Le 26 janvier 1916, sortie à Orléans du premier numéro du journal "par delà la mêlèe". Sous-titré "acrate, individualiste, éclectique, inactuel" ce journal fait suite à "pendant la mêlée" dont il reprend la numérotation. L'Administrateur du journal est E. Armand auquel succédera Pierre Chardon (après l'arrestation d'Armand, le 16 octobre 1917 et sa condamnation pour complicité de désertion). Le journal s'arrêtera le 28 février 1918. "la Mêlée" lui succèdera.

 

 

Le 25 et 26 janvier 2001, à Davos, en Suisse, alors que se déroule sous haute protection policière le "Forum économique mondial" réunissant chefs d'Etats et grands patrons de l'économie, des manifestants antimondialisation ayant échappé au bouclage des frontières tentent comme à Seattle de perturber le Forum.
Dans le même temps s'ouvre à Porto Alegre, au Brésil, le premier "Forum social mondial"; il rassemblera pendant près d'une semaine de nombreuses "Organisations Non Gouvernementales" et des milliers de militants de diverses sensibilités politiques, mais tous opposés à la mondialisation.
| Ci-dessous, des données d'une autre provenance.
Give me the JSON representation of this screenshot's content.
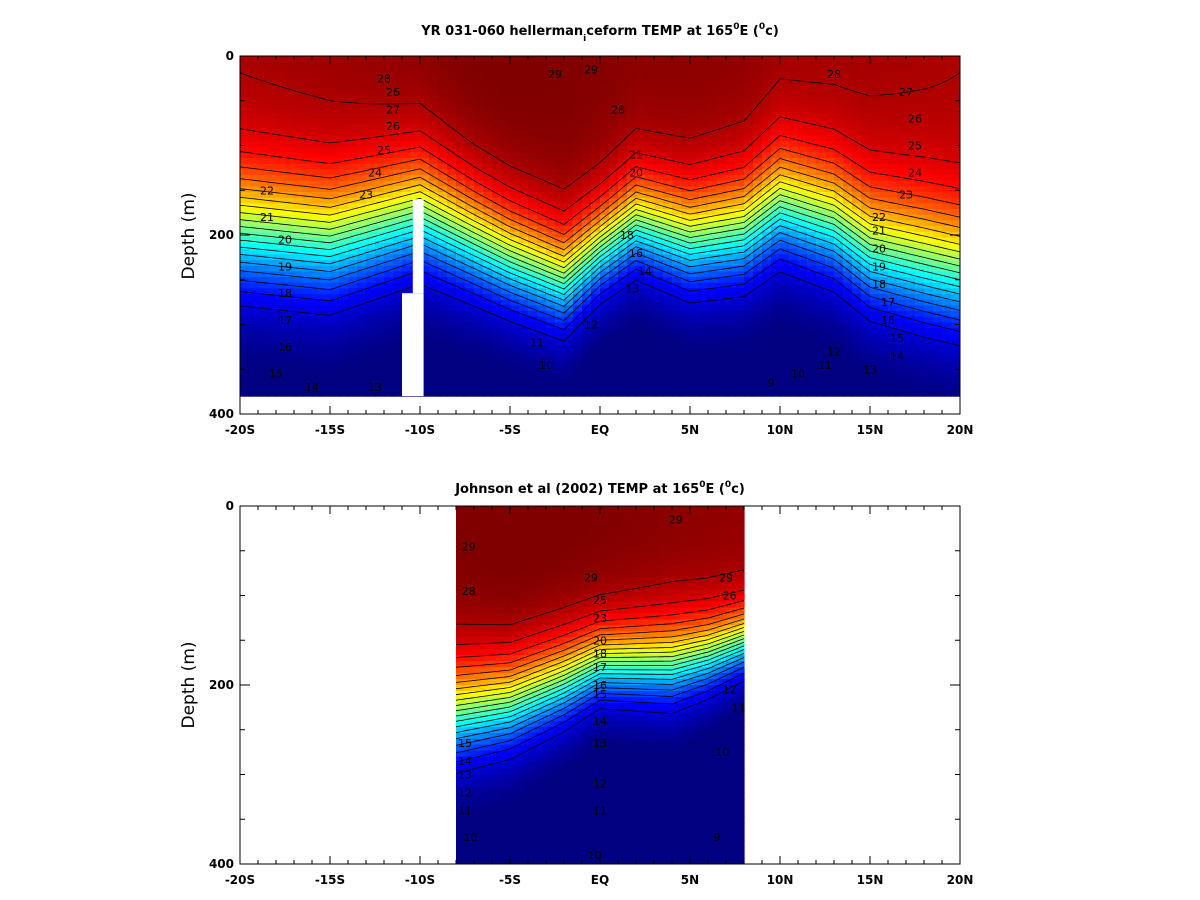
{
  "chart_data": [
    {
      "type": "heatmap",
      "title_main": "YR 031-060 hellerman",
      "title_sub": "i",
      "title_after_sub": "ceform TEMP at 165",
      "title_sup": "0",
      "title_after_sup": "E (",
      "title_unit_sup": "0",
      "title_end": "c)",
      "ylabel": "Depth (m)",
      "xlim": [
        -20,
        20
      ],
      "ylim": [
        400,
        0
      ],
      "x_ticks": [
        -20,
        -15,
        -10,
        -5,
        0,
        5,
        10,
        15,
        20
      ],
      "x_tick_labels": [
        "-20S",
        "-15S",
        "-10S",
        "-5S",
        "EQ",
        "5N",
        "10N",
        "15N",
        "20N"
      ],
      "y_ticks": [
        0,
        200,
        400
      ],
      "y_tick_labels": [
        "0",
        "200",
        "400"
      ],
      "data_extent_x": [
        -20,
        20
      ],
      "data_extent_depth": [
        0,
        380
      ],
      "contour_levels": [
        10,
        11,
        12,
        13,
        14,
        15,
        16,
        17,
        18,
        19,
        20,
        21,
        22,
        23,
        24,
        25,
        26,
        27,
        28,
        29
      ],
      "profiles": [
        {
          "x": -20,
          "sst": 28.8,
          "thermocline_depth": 195,
          "width": 150
        },
        {
          "x": -15,
          "sst": 29.0,
          "thermocline_depth": 205,
          "width": 150
        },
        {
          "x": -10,
          "sst": 29.4,
          "thermocline_depth": 175,
          "width": 140
        },
        {
          "x": -7,
          "sst": 29.6,
          "thermocline_depth": 205,
          "width": 130
        },
        {
          "x": -5,
          "sst": 29.6,
          "thermocline_depth": 225,
          "width": 125
        },
        {
          "x": -2,
          "sst": 29.5,
          "thermocline_depth": 250,
          "width": 120
        },
        {
          "x": 0,
          "sst": 29.4,
          "thermocline_depth": 215,
          "width": 110
        },
        {
          "x": 2,
          "sst": 29.3,
          "thermocline_depth": 185,
          "width": 115
        },
        {
          "x": 5,
          "sst": 29.3,
          "thermocline_depth": 205,
          "width": 125
        },
        {
          "x": 8,
          "sst": 29.2,
          "thermocline_depth": 195,
          "width": 130
        },
        {
          "x": 10,
          "sst": 29.0,
          "thermocline_depth": 165,
          "width": 135
        },
        {
          "x": 13,
          "sst": 28.9,
          "thermocline_depth": 185,
          "width": 140
        },
        {
          "x": 15,
          "sst": 28.8,
          "thermocline_depth": 215,
          "width": 145
        },
        {
          "x": 18,
          "sst": 28.7,
          "thermocline_depth": 230,
          "width": 150
        },
        {
          "x": 20,
          "sst": 28.6,
          "thermocline_depth": 240,
          "width": 150
        }
      ],
      "masks": [
        {
          "x_range": [
            -11,
            -9.8
          ],
          "depth_range": [
            265,
            380
          ]
        },
        {
          "x_range": [
            -10.4,
            -9.8
          ],
          "depth_range": [
            160,
            265
          ]
        }
      ],
      "visible_labels": [
        {
          "text": "29",
          "x": -0.5,
          "depth": 15
        },
        {
          "text": "28",
          "x": -12,
          "depth": 25
        },
        {
          "text": "28",
          "x": 13,
          "depth": 20
        },
        {
          "text": "29",
          "x": -2.5,
          "depth": 20
        },
        {
          "text": "26",
          "x": -11.5,
          "depth": 40
        },
        {
          "text": "27",
          "x": -11.5,
          "depth": 60
        },
        {
          "text": "26",
          "x": -11.5,
          "depth": 78
        },
        {
          "text": "25",
          "x": -12,
          "depth": 105
        },
        {
          "text": "24",
          "x": -12.5,
          "depth": 130
        },
        {
          "text": "23",
          "x": -13,
          "depth": 155
        },
        {
          "text": "22",
          "x": -18.5,
          "depth": 150
        },
        {
          "text": "21",
          "x": -18.5,
          "depth": 180
        },
        {
          "text": "20",
          "x": -17.5,
          "depth": 205
        },
        {
          "text": "19",
          "x": -17.5,
          "depth": 235
        },
        {
          "text": "18",
          "x": -17.5,
          "depth": 265
        },
        {
          "text": "17",
          "x": -17.5,
          "depth": 295
        },
        {
          "text": "16",
          "x": -17.5,
          "depth": 325
        },
        {
          "text": "15",
          "x": -18,
          "depth": 355
        },
        {
          "text": "14",
          "x": -16,
          "depth": 370
        },
        {
          "text": "13",
          "x": -12.5,
          "depth": 370
        },
        {
          "text": "27",
          "x": 17,
          "depth": 40
        },
        {
          "text": "26",
          "x": 17.5,
          "depth": 70
        },
        {
          "text": "25",
          "x": 17.5,
          "depth": 100
        },
        {
          "text": "24",
          "x": 17.5,
          "depth": 130
        },
        {
          "text": "23",
          "x": 17,
          "depth": 155
        },
        {
          "text": "22",
          "x": 15.5,
          "depth": 180
        },
        {
          "text": "21",
          "x": 15.5,
          "depth": 195
        },
        {
          "text": "20",
          "x": 15.5,
          "depth": 215
        },
        {
          "text": "19",
          "x": 15.5,
          "depth": 235
        },
        {
          "text": "18",
          "x": 15.5,
          "depth": 255
        },
        {
          "text": "17",
          "x": 16,
          "depth": 275
        },
        {
          "text": "16",
          "x": 16,
          "depth": 295
        },
        {
          "text": "15",
          "x": 16.5,
          "depth": 315
        },
        {
          "text": "14",
          "x": 16.5,
          "depth": 335
        },
        {
          "text": "13",
          "x": 15,
          "depth": 350
        },
        {
          "text": "12",
          "x": 13,
          "depth": 330
        },
        {
          "text": "11",
          "x": 12.5,
          "depth": 345
        },
        {
          "text": "10",
          "x": 11,
          "depth": 355
        },
        {
          "text": "9",
          "x": 9.5,
          "depth": 365
        },
        {
          "text": "28",
          "x": 1,
          "depth": 60
        },
        {
          "text": "21",
          "x": 2,
          "depth": 110
        },
        {
          "text": "20",
          "x": 2,
          "depth": 130
        },
        {
          "text": "18",
          "x": 1.5,
          "depth": 200
        },
        {
          "text": "16",
          "x": 2,
          "depth": 220
        },
        {
          "text": "14",
          "x": 2.5,
          "depth": 240
        },
        {
          "text": "13",
          "x": 1.8,
          "depth": 260
        },
        {
          "text": "12",
          "x": -0.5,
          "depth": 300
        },
        {
          "text": "11",
          "x": -3.5,
          "depth": 320
        },
        {
          "text": "10",
          "x": -3,
          "depth": 345
        }
      ]
    },
    {
      "type": "heatmap",
      "title_main": "Johnson et al (2002) TEMP at 165",
      "title_sup": "0",
      "title_after_sup": "E (",
      "title_unit_sup": "0",
      "title_end": "c)",
      "ylabel": "Depth (m)",
      "xlim": [
        -20,
        20
      ],
      "ylim": [
        400,
        0
      ],
      "x_ticks": [
        -20,
        -15,
        -10,
        -5,
        0,
        5,
        10,
        15,
        20
      ],
      "x_tick_labels": [
        "-20S",
        "-15S",
        "-10S",
        "-5S",
        "EQ",
        "5N",
        "10N",
        "15N",
        "20N"
      ],
      "y_ticks": [
        0,
        200,
        400
      ],
      "y_tick_labels": [
        "0",
        "200",
        "400"
      ],
      "data_extent_x": [
        -8,
        8
      ],
      "data_extent_depth": [
        0,
        400
      ],
      "contour_levels": [
        10,
        11,
        12,
        13,
        14,
        15,
        16,
        17,
        18,
        19,
        20,
        21,
        22,
        23,
        24,
        25,
        26,
        27,
        28,
        29
      ],
      "profiles": [
        {
          "x": -8,
          "sst": 29.6,
          "thermocline_depth": 230,
          "width": 120
        },
        {
          "x": -5,
          "sst": 29.7,
          "thermocline_depth": 220,
          "width": 110
        },
        {
          "x": -2,
          "sst": 29.6,
          "thermocline_depth": 195,
          "width": 100
        },
        {
          "x": 0,
          "sst": 29.5,
          "thermocline_depth": 175,
          "width": 90
        },
        {
          "x": 2,
          "sst": 29.4,
          "thermocline_depth": 175,
          "width": 95
        },
        {
          "x": 4,
          "sst": 29.3,
          "thermocline_depth": 175,
          "width": 100
        },
        {
          "x": 6,
          "sst": 29.2,
          "thermocline_depth": 165,
          "width": 90
        },
        {
          "x": 8,
          "sst": 29.1,
          "thermocline_depth": 150,
          "width": 80
        }
      ],
      "visible_labels": [
        {
          "text": "29",
          "x": -7.3,
          "depth": 45
        },
        {
          "text": "29",
          "x": 4.2,
          "depth": 15
        },
        {
          "text": "28",
          "x": -7.3,
          "depth": 95
        },
        {
          "text": "29",
          "x": 7,
          "depth": 80
        },
        {
          "text": "26",
          "x": 7.2,
          "depth": 100
        },
        {
          "text": "29",
          "x": -0.5,
          "depth": 80
        },
        {
          "text": "25",
          "x": 0,
          "depth": 105
        },
        {
          "text": "23",
          "x": 0,
          "depth": 125
        },
        {
          "text": "20",
          "x": 0,
          "depth": 150
        },
        {
          "text": "18",
          "x": 0,
          "depth": 165
        },
        {
          "text": "17",
          "x": 0,
          "depth": 180
        },
        {
          "text": "16",
          "x": 0,
          "depth": 200
        },
        {
          "text": "15",
          "x": 0,
          "depth": 210
        },
        {
          "text": "14",
          "x": 0,
          "depth": 240
        },
        {
          "text": "13",
          "x": 0,
          "depth": 265
        },
        {
          "text": "12",
          "x": 0,
          "depth": 310
        },
        {
          "text": "11",
          "x": 0,
          "depth": 340
        },
        {
          "text": "10",
          "x": -0.3,
          "depth": 390
        },
        {
          "text": "15",
          "x": -7.5,
          "depth": 265
        },
        {
          "text": "14",
          "x": -7.5,
          "depth": 285
        },
        {
          "text": "13",
          "x": -7.5,
          "depth": 300
        },
        {
          "text": "12",
          "x": -7.5,
          "depth": 320
        },
        {
          "text": "11",
          "x": -7.5,
          "depth": 340
        },
        {
          "text": "10",
          "x": -7.2,
          "depth": 370
        },
        {
          "text": "12",
          "x": 7.2,
          "depth": 205
        },
        {
          "text": "11",
          "x": 7.7,
          "depth": 225
        },
        {
          "text": "10",
          "x": 6.8,
          "depth": 275
        },
        {
          "text": "9",
          "x": 6.5,
          "depth": 370
        }
      ]
    }
  ]
}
Lors des quatre cents conférences, ateliers et débats, ils diront leur refus du libéralisme économique et de la logique implacable du fric.
"Le monde n'est pas une marchandise" (José Bové).
Par ailleurs, des pirates informatiques réussissent à s'introduire dans le système de sécurité du Forum de Davos et à y dérober les données confidentielles (adresses, n° des cartes de crédit, etc.) des personnalités et chefs d'Etat présents.